6. Making use of the location independent lifestyle to grow your business
A great advantage of the location independent style is that you will meet so many more people than you would sitting back in your home office.
When I first started traveling, I would always find myself in conversations with people so interested in freelancing, how I built my business, and what type of work I did.
No doubt, you’ll find yourself in similar conversations too. Make use of this curiosity to network and make contacts with people you meet along the road.
Does the friendly hostel owner you got speaking to need some help with their website? How about the self-employed business owner who is also location independent, but definitely not a natural writer?
As a digital nomad, you have the unique opportunity to meet people all over the world – and amongst these people is always the opportunity to bring on some great long-term clients.
7. Keeping your clients happy
So, you’ve been traveling for a while and you’ve successfully taken on a few long-term clients. Everything’s looking good – so the main thing you should be concerned about is keeping things looking good.
The last thing you want is for your time zone or travel plans to come into conflict with an agreed contract you have with a client.
Here’s how I look at it: your client is paying you, so you need to bend to their needs. That may mean staying up all night so you can take a meeting in their deadline – but then again, you’re the one that gets to explore the world, so it’s worth the sacrifice!
I found making virtual tools a part of my daily routine invaluable for keeping my clients happy while traveling. A few of my top recommendations include:
- Trello – A fantastic project management tool with both free and paid subscription options. You can share boards with your clients so if they need an update on a project, or want to add a task for you to do, they can simply add it to the board for when you next login rather than have to contact you directly.
- Slack – Slack is a great instant messaging service that is particularly useful if you are working within a remote team. You can send a message that will then be saved on the chat until your team members log in and see.
- Google Hangouts – This is a great tool for holding virtual meetings and sharing screens with your client or colleagues when you need to discuss a project in more depth.

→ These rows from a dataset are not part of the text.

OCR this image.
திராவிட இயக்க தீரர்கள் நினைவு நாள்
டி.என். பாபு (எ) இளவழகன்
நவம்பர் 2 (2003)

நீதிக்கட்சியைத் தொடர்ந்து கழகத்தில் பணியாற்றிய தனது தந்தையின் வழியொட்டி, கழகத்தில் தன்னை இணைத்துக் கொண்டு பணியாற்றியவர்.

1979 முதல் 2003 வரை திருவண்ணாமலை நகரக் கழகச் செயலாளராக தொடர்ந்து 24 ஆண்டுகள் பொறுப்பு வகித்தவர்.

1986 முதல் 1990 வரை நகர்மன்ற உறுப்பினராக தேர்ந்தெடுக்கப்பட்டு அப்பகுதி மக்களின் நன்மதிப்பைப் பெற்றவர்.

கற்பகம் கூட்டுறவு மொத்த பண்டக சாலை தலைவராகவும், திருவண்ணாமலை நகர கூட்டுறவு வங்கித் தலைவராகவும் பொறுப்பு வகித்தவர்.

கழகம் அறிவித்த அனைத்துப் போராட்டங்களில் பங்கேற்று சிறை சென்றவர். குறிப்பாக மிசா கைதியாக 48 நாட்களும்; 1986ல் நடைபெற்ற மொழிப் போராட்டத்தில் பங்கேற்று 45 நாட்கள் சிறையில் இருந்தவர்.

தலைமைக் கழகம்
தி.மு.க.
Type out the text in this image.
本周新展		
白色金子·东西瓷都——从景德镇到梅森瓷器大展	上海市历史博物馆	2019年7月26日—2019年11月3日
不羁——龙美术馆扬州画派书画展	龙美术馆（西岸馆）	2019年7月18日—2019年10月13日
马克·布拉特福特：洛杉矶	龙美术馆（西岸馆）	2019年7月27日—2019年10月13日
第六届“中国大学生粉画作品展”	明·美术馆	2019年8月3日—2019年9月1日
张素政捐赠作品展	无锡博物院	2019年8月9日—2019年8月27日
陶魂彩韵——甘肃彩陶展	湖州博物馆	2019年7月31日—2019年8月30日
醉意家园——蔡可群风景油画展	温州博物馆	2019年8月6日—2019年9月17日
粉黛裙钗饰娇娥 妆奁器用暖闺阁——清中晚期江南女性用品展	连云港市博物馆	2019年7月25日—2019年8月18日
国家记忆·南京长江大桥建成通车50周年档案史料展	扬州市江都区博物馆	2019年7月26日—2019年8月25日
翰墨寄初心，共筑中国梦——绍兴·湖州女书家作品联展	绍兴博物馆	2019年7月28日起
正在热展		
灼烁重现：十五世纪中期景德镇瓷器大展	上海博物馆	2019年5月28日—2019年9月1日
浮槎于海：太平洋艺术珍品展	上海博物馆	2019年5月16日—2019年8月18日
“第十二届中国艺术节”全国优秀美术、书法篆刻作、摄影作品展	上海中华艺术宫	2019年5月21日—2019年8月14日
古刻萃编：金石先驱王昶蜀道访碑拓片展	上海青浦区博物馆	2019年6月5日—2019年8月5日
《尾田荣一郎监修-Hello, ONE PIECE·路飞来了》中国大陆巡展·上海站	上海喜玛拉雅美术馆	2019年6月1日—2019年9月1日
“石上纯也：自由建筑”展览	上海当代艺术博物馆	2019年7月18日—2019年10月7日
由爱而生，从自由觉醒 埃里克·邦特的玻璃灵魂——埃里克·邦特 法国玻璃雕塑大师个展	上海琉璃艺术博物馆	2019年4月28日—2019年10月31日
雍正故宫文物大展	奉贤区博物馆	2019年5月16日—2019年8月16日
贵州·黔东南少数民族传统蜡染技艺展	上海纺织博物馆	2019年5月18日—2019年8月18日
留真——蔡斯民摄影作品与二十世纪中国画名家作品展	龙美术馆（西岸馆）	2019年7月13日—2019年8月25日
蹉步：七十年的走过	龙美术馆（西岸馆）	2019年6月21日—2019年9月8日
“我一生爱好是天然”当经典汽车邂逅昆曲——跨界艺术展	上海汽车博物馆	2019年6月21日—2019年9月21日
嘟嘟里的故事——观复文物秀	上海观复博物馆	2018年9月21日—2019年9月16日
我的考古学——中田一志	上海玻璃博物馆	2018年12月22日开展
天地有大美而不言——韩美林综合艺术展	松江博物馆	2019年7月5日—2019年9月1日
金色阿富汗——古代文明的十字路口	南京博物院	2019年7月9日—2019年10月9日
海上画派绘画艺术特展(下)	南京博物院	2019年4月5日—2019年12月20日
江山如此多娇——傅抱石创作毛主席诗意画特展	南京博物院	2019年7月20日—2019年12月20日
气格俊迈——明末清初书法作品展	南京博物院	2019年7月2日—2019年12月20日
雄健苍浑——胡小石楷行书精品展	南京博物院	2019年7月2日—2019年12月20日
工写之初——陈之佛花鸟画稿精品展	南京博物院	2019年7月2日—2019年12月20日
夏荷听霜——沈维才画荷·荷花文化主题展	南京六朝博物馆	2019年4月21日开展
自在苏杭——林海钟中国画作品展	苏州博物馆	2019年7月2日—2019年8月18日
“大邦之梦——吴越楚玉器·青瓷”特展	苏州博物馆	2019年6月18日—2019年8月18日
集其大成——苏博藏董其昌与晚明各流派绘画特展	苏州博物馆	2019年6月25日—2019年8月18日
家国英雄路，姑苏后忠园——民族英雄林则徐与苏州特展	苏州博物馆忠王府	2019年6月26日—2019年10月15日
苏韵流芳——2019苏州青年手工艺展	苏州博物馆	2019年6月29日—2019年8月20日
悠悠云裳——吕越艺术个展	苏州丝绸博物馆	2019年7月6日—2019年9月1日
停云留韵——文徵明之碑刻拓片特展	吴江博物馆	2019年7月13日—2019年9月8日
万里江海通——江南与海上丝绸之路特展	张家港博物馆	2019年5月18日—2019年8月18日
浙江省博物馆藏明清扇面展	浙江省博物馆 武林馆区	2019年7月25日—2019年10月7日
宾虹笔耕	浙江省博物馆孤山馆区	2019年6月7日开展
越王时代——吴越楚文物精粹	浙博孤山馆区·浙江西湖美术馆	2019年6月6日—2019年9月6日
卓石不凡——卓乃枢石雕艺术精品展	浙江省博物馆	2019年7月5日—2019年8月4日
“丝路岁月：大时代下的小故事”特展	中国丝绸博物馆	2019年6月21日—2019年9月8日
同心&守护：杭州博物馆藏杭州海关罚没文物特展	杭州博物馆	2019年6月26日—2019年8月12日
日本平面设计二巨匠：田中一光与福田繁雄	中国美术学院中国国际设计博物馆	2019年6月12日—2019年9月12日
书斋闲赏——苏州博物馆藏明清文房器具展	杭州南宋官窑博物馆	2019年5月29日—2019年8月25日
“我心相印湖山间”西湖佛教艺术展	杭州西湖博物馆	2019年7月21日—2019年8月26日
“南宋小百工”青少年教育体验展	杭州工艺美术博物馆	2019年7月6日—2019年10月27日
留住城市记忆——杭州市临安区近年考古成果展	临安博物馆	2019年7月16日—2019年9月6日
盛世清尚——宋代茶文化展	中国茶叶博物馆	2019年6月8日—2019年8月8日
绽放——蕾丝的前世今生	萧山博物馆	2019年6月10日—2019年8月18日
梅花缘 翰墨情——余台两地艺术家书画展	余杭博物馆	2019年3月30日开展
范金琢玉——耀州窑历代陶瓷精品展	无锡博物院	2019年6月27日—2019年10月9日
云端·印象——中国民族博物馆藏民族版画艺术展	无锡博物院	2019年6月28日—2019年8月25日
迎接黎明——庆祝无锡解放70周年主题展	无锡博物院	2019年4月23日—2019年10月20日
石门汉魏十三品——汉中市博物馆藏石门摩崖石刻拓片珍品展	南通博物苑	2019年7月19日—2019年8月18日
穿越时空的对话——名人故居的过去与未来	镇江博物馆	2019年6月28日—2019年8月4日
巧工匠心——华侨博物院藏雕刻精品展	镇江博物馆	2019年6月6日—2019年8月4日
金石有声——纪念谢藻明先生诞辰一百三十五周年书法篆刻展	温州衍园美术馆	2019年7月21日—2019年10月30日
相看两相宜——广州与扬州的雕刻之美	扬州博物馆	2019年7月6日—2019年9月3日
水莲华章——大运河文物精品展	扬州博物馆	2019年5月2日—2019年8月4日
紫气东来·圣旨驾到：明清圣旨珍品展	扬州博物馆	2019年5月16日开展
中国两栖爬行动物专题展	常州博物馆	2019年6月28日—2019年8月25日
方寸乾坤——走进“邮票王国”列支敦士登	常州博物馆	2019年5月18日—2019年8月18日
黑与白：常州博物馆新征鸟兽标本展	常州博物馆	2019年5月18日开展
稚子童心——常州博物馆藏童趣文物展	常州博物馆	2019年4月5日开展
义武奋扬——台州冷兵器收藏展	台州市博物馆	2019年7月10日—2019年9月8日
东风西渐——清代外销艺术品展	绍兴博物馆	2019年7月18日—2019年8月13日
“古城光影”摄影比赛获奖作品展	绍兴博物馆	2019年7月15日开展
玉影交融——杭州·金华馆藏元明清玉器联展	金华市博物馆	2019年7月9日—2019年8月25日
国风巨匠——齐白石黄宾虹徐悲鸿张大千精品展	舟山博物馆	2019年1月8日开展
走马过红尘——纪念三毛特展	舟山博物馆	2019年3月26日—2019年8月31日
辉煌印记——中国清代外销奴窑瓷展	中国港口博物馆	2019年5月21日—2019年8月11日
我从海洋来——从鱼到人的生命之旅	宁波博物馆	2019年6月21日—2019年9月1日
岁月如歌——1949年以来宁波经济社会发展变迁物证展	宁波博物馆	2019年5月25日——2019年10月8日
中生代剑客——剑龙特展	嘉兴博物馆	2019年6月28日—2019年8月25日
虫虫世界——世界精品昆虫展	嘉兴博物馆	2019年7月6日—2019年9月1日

- Google Drive – A priceless tool for a freelance writer! Google Docs save automatically as you write, so you never have to fear your laptop suddenly dying and taking all your unsaved articles with it! It is also great as has cloud-based storage so can be accessed from any device, and easily shared between clients.
Over to you
Hopefully, your answer to my question at the start of this article is yes.
Building your dream business and making it sustainable enough to travel the world long-term sounds like a pipe-dream, but you simply need the time and discipline to lay the foundations, be consistent, and slowly level up your freelance business.
Two years ago, if you told me I’d be self-employed, running a business I love with the freedom to live anywhere in the world, I would have laughed in your face.
Now, I wake up every day excited to jump into a new adventure. So if you crave the freedom of working on the road – what are you waiting for?